Biosafety Lab-Level 4 dedicated in Galveston, Texas

Published 14 November 2008

The $174 million, 186,267-square-foot lab will employ 300 people; the lab is one of two approved in 2003 by NIH (the second is being built in Boston); critics question placing a BSL-4 lab on a barrier island vulnerable to hurricanes

What with the damage wreaked by Hurricane Ike, there is not much to cheer about in Galveston, Texas — except, perhaps, this: the University of Texas Medical Branch has this week dedicate a $174 million biodefense laboratory where researchers will develop drugs and vaccines to battle infectious diseases, including deadly germs terrorists might use.

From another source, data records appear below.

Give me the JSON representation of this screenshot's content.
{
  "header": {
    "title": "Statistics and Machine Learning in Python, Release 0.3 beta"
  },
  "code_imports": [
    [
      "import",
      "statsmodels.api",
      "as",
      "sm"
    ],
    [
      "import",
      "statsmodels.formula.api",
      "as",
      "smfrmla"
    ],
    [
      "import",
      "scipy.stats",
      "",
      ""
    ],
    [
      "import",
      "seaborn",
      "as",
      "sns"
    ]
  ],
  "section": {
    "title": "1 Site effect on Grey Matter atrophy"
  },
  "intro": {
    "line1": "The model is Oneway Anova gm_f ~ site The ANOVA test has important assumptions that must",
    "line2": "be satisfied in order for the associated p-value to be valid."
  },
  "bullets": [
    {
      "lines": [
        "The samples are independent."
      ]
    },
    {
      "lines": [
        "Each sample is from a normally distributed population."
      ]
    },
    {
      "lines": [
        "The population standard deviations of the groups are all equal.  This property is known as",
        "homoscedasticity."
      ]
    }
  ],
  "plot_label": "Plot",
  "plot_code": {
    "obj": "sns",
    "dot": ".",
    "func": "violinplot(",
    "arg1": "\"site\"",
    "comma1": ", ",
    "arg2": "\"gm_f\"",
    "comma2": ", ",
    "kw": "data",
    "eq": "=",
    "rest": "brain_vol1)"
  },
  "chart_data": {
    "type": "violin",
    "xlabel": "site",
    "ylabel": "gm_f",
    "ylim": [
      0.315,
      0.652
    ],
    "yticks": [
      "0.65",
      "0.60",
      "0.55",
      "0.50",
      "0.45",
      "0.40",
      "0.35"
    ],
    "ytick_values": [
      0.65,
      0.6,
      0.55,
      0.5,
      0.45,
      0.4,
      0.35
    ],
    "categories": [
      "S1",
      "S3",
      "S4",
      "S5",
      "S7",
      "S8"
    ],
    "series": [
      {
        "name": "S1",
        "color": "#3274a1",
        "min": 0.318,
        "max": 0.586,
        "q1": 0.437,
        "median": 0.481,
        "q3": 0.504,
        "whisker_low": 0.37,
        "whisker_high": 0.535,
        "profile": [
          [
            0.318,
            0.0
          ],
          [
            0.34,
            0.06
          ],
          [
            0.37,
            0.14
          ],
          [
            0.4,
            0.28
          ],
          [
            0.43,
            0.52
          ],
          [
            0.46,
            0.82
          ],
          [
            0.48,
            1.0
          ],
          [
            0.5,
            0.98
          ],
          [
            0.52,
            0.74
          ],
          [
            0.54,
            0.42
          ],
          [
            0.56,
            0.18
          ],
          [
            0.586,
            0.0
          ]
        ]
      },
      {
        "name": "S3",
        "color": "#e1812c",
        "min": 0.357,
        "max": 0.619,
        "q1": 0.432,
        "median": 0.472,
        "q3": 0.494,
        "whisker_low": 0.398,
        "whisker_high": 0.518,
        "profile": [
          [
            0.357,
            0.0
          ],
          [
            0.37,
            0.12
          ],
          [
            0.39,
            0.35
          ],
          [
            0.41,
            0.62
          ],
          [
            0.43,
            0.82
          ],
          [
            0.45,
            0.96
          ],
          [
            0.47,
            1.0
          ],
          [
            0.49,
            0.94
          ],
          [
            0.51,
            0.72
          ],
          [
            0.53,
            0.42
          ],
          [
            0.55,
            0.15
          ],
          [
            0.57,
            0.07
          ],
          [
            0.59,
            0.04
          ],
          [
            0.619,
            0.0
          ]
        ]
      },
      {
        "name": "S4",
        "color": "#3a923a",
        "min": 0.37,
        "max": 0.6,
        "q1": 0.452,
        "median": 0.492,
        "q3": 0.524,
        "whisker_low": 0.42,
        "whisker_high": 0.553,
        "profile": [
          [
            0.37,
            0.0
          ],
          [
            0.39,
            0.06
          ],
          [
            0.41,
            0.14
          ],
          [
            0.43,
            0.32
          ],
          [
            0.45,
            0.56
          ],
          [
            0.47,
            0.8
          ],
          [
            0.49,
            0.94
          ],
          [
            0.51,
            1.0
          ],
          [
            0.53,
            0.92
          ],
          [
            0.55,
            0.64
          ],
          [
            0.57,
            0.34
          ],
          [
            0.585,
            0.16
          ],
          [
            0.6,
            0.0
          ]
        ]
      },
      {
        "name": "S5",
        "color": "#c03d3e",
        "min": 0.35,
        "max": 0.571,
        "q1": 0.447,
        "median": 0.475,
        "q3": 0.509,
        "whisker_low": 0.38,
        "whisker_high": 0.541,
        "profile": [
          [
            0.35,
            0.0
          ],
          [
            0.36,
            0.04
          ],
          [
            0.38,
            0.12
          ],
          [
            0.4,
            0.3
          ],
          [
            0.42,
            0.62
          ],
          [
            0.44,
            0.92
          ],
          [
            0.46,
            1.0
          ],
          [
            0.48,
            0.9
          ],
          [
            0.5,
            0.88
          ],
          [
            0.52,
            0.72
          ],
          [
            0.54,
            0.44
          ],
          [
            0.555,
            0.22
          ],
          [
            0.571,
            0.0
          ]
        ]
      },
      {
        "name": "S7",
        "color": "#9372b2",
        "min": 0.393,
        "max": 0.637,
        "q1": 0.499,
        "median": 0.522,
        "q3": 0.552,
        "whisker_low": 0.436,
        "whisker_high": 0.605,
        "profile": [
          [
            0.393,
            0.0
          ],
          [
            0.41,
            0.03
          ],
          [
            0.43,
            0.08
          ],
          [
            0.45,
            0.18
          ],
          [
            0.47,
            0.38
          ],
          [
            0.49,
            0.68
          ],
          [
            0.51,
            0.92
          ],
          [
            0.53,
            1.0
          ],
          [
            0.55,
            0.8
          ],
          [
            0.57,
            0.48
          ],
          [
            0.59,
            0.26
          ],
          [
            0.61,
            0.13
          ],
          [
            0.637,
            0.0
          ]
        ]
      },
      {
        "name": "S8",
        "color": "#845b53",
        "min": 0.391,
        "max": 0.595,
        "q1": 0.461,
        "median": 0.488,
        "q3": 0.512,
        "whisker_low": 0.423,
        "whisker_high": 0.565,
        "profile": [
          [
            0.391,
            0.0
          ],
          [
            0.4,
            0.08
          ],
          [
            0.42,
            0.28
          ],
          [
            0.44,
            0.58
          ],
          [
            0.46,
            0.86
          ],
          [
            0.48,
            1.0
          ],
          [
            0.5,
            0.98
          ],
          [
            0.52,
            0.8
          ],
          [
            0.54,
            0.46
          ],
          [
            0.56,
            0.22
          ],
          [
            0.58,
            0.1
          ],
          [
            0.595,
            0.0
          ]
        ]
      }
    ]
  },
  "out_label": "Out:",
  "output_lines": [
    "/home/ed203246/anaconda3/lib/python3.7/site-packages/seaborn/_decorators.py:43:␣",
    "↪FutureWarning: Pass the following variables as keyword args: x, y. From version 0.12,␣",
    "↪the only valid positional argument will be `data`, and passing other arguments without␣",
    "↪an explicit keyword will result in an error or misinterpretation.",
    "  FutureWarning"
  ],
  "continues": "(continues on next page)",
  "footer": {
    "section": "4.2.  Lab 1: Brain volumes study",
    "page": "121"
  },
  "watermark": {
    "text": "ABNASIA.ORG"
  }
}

Indeed, Laura Elder of the Galveston County Daily News writes that “Dedication of the Galveston National Laboratory is a rare reason to celebrate at an institution left in a precarious state by Hurricane Ike.”

Researchers at the 186,267-square-foot lab, which will employ about 300 people, will study such pathogens as Anthrax, avian flu, bubonic plague, typhus, West Nile, influenza, drug-resistant tuberculosis, and hemorrhagic fevers such as Ebola, among others.

One of two approved in 2003 by the National Institutes of Health (NIH) after the 9/11 attacks, the laboratory would attract leading scientists and might pull biotech firms to the island, city and medical branch officials say. “It will serve to reinforce the strength of the biomedical research in the Galveston and Houston community — and we are really one community,” said Dr. Stanley Lemon, director of the university’s Institute for Human Infections and Immunity. “It will help to attract industry — not just research — but manufacturing arms of the industry that should have a significant economic consequence for the county and Galveston.”

Officials expect the lab to pump about $1.4 billion into the state’s economy throughout twenty years. As has been the case with other biolabs around the country, some environmentalists and residents say it puts the city’s population at risk if pathogens escaped. The second laboratory, being built at Boston University Medical Center, has met local resistance, including a lawsuit filed in 2006 by opponents claiming an environmental study of the lab was inadequate see 23 May 2008 HS Daily Wire story). Elder writes that island residents have been more receptive, but some observers have questioned the logic of putting such a facility on a barrier island vulnerable to hurricanes. For example, the line on maps meteorologists use to depict dead-center of Hurricane Ike’s 13 September landfall passes just blocks west of the medical branch campus.

Storm surge flooded 750,000 square feet in buildings there, caused about $710 million in expenses, knocked out most operations, including John Sealy Hospital, and left thousands of employees in limbo. The Galveston National Laboratory building, though, was unharmed. The high-security facility, made of precast concrete standing on 800 pylons extending 120 feet into the ground, was built to withstand hurricanes. Such Biosafety Level 4 labs have unparalleled safety records, Lemon said. “BSL-4 labs have gone over 40 years without a single release,” Lemon said. “They have multiple layers of redundant safety and containment measures; the people at the greatest risk from pathogens are those who work within the lab.”